Landscapes as Cultural Heritage in the European Research PDF Author: María Ruiz del Árbol Moro
Publisher: Editorial CSIC - CSIC Press
ISBN: 9788400083991
Category : Cultural property
Languages : en
Pages : 180

Book Description
El objetivo principal de la acción COST A27 es la identificación y evaluación de elementos y estructuras preindustriales en los paisajes europeos amenazados por el abandono de actividades mineras y agrarias tradicionales. El coloquio sobre los paisajes como patrimonio cultural en la investigación europea constituyó un primer punto de encuentro tanto para los investigadores implicados en la acción como para otros expertos externos.

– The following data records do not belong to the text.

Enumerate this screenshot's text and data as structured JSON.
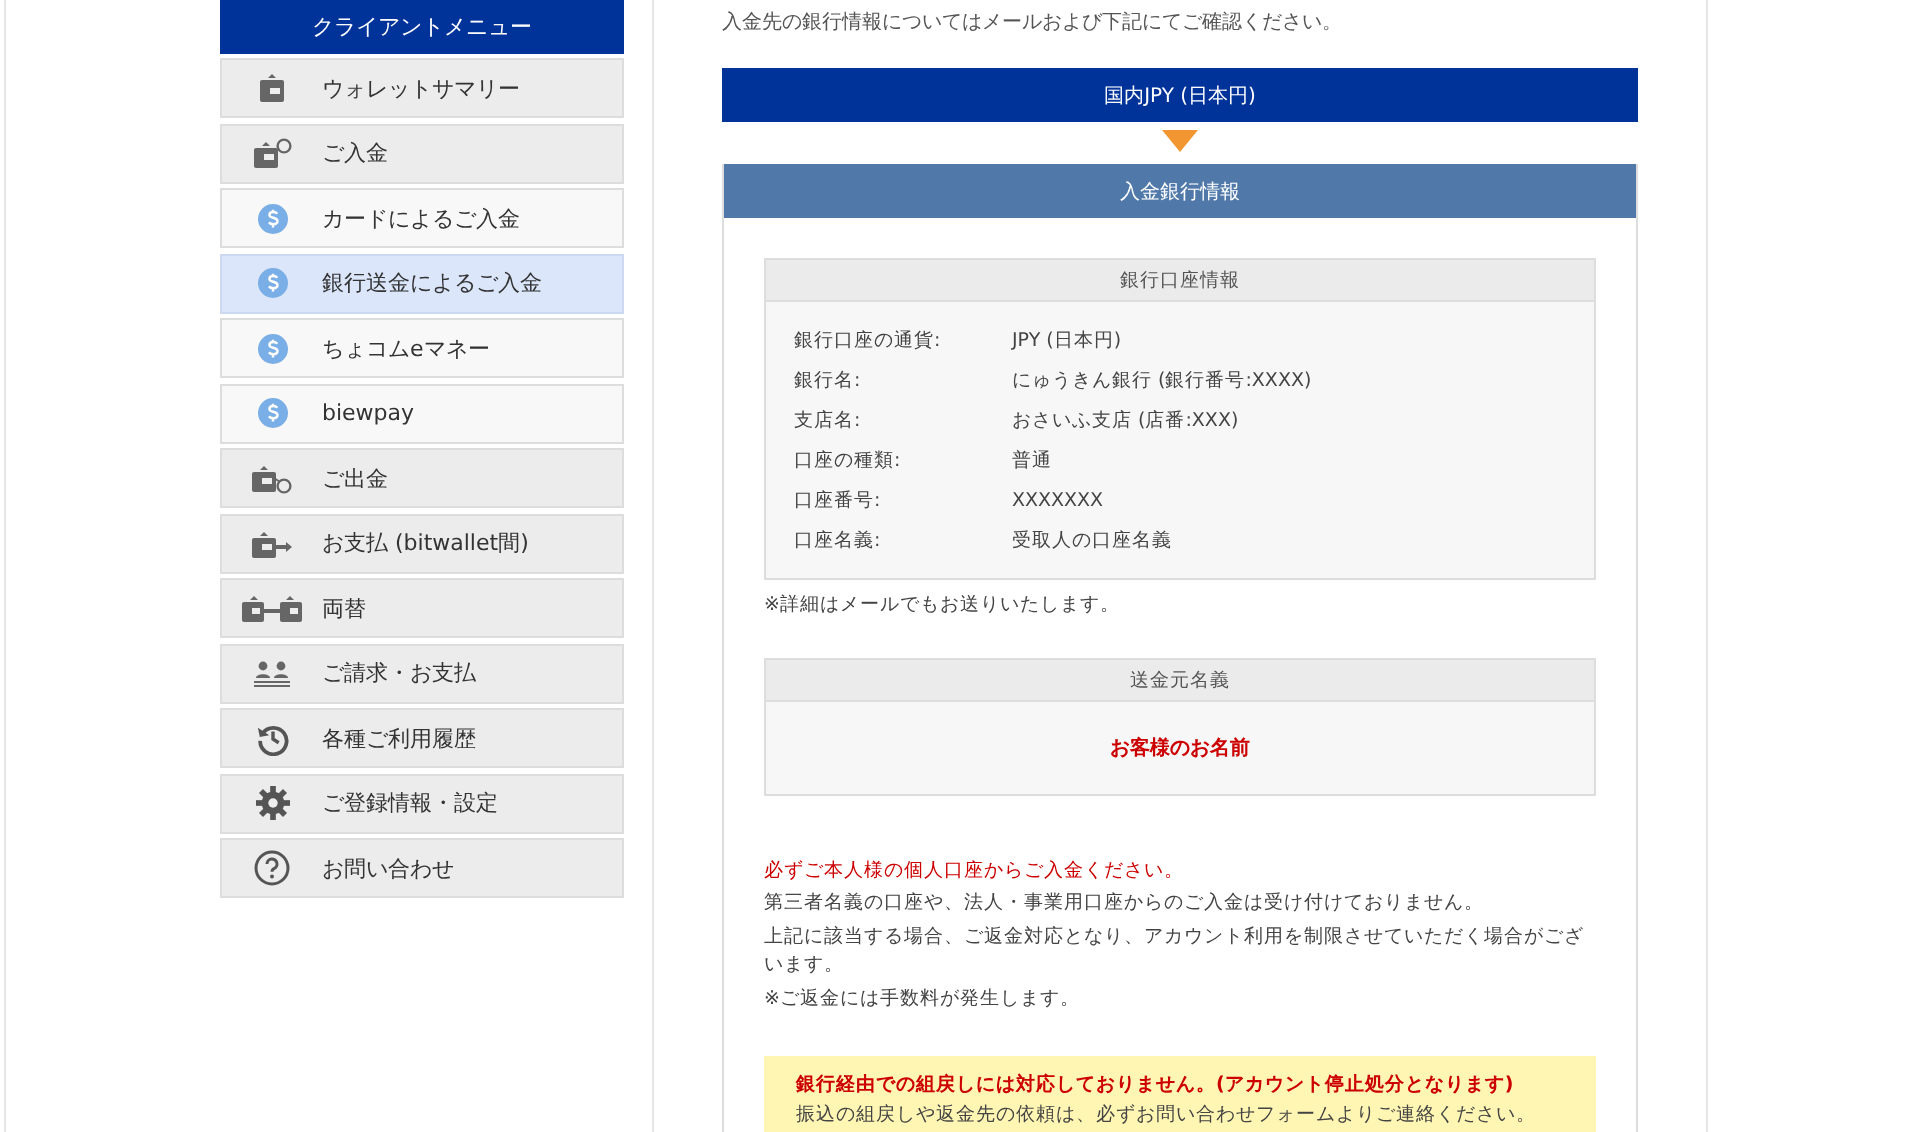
{
  "sidebar": {
    "title": "クライアントメニュー",
    "items": [
      {
        "label": "ウォレットサマリー",
        "kind": "main",
        "selected": false
      },
      {
        "label": "ご入金",
        "kind": "main",
        "selected": false
      },
      {
        "label": "カードによるご入金",
        "kind": "sub",
        "selected": false
      },
      {
        "label": "銀行送金によるご入金",
        "kind": "sub",
        "selected": true
      },
      {
        "label": "ちょコムeマネー",
        "kind": "sub",
        "selected": false
      },
      {
        "label": "biewpay",
        "kind": "sub",
        "selected": false
      },
      {
        "label": "ご出金",
        "kind": "main",
        "selected": false
      },
      {
        "label": "お支払 (bitwallet間)",
        "kind": "main",
        "selected": false
      },
      {
        "label": "両替",
        "kind": "main",
        "selected": false
      },
      {
        "label": "ご請求・お支払",
        "kind": "main",
        "selected": false
      },
      {
        "label": "各種ご利用履歴",
        "kind": "main",
        "selected": false
      },
      {
        "label": "ご登録情報・設定",
        "kind": "main",
        "selected": false
      },
      {
        "label": "お問い合わせ",
        "kind": "main",
        "selected": false
      }
    ]
  },
  "main": {
    "intro": "入金先の銀行情報についてはメールおよび下記にてご確認ください。",
    "currency_bar": "国内JPY (日本円)",
    "panel_title": "入金銀行情報",
    "account": {
      "title": "銀行口座情報",
      "rows": [
        {
          "label": "銀行口座の通貨:",
          "value": "JPY (日本円)"
        },
        {
          "label": "銀行名:",
          "value": "にゅうきん銀行 (銀行番号:XXXX)"
        },
        {
          "label": "支店名:",
          "value": "おさいふ支店 (店番:XXX)"
        },
        {
          "label": "口座の種類:",
          "value": "普通"
        },
        {
          "label": "口座番号:",
          "value": "XXXXXXX"
        },
        {
          "label": "口座名義:",
          "value": "受取人の口座名義"
        }
      ]
    },
    "account_note": "※詳細はメールでもお送りいたします。",
    "sender": {
      "title": "送金元名義",
      "value": "お客様のお名前"
    },
    "warning": "必ずご本人様の個人口座からご入金ください。",
    "notes": [
      "第三者名義の口座や、法人・事業用口座からのご入金は受け付けておりません。",
      "上記に該当する場合、ご返金対応となり、アカウント利用を制限させていただく場合がございます。",
      "※ご返金には手数料が発生します。"
    ],
    "alert": {
      "title": "銀行経由での組戻しには対応しておりません。(アカウント停止処分となります)",
      "text": "振込の組戻しや返金先の依頼は、必ずお問い合わせフォームよりご連絡ください。"
    }
  }
}
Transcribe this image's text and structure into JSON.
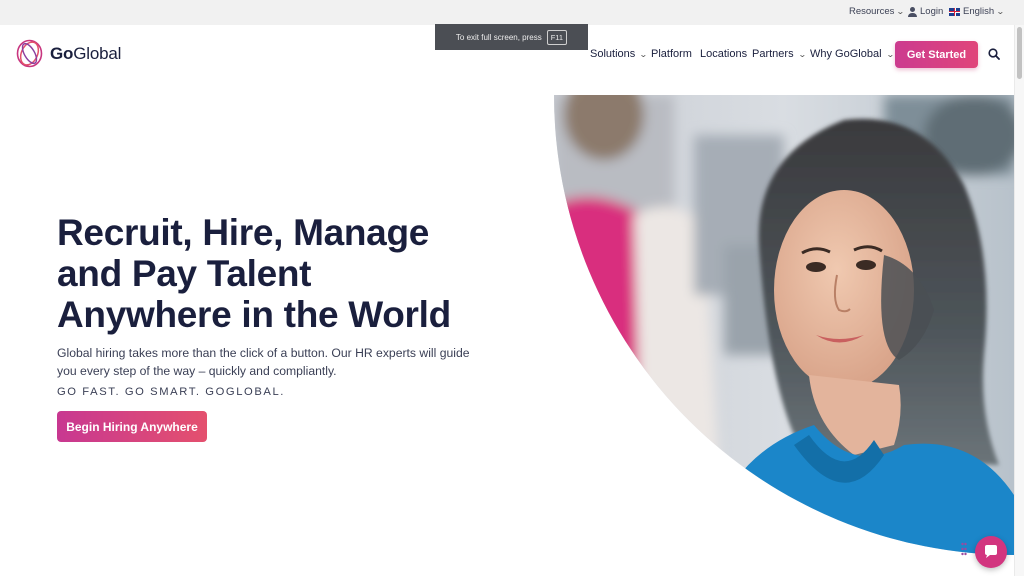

Los textos recogidos en esta publicación muestran el creciente interés por el tomo, por la recuperación de los paisajes como una parte esencial del patrimonio cultural y por las nuevas vías para su puesta en valor, promoción y gestión, en el marco global de la planificación territorial.

Ceramics, Cuisine and Culture

Ceramics, Cuisine and Culture PDF Author: Michela Spataro
Publisher: Oxbow Books
ISBN: 1782979506
Category : History
Languages : en
Pages : 289

Book Description
The 23 papers presented here are the product of the interdisciplinary exchange of ideas and approaches to the study of kitchen pottery between archaeologists, material scientists, historians and ethnoarchaeologists. They aim to set a vital but long-neglected category of evidence in its wider social, political and economic contexts. Structured around main themes concerning technical aspects of pottery production; cooking as socioeconomic practice; and changing tastes, culinary identities and cross-cultural encounters, a range of social economic and technological models are discussed on the basis of insights gained from the study of kitchen pottery production, use and evolution. Much discussion and work in the last decade has focussed on technical and social aspects of coarse ware and in particular kitchen ware. The chapters in this volume contribute to this debate, moving kitchen pottery beyond the Binfordian ‘technomic’ category and embracing a wider view, linking processualism, ceramic-ecology, behavioral schools, and ethnoarchaeology to research on historical developments and cultural transformations covering a broad geographical area of the Mediterranean region and spanning a long chronological sequence.

Aristocrats and Statehood in Western Iberia, 300-600 C.E.

Aristocrats and Statehood in Western Iberia, 300-600 C.E. PDF Author: Damián Fernández
Publisher: University of Pennsylvania Press
ISBN: 0812294351
Category : History
Languages : en
Pages : 325

Book Description
In a distant corner of the late antique world, along the Atlantic river valleys of western Iberia, local elite populations lived through the ebb and flow of empire and kingdoms as historical agents with their own social strategies. Contrary to earlier historiographical accounts, these aristocrats were not oppressed by a centralized Roman empire or its successor kingdoms; nor was there an inherent conflict between central states and local elites. Instead, Damián Fernández argues, there was an interdependency of state and local aristocracies. The upper classes embraced state projects to assert their ascendancy within their communities. By doing so, they enacted statehood at the local level, bringing state presence to the remotest corners of Iberia, both under Roman rule and during the later Suevic and Visigothic kingdoms. Aristocrats and Statehood in Western Iberia, 300-600 C.E. combines archaeological and literary sources to reconstruct the history of late antique Iberian aristocracies, facilitating the study of a social class that has proved elusive when approached through the lens of a single type of evidence. This is the first study of Iberian elites that covers both the late Roman and the post-Roman periods in similar depth, and the chronological approach allows for a new perspective on social agency of late antique nobility. While the end of the Roman empire changed the political, economic, and social strategies of local aristocrats, the book also demonstrates a considerable degree of continuity that lasted until the late sixth century.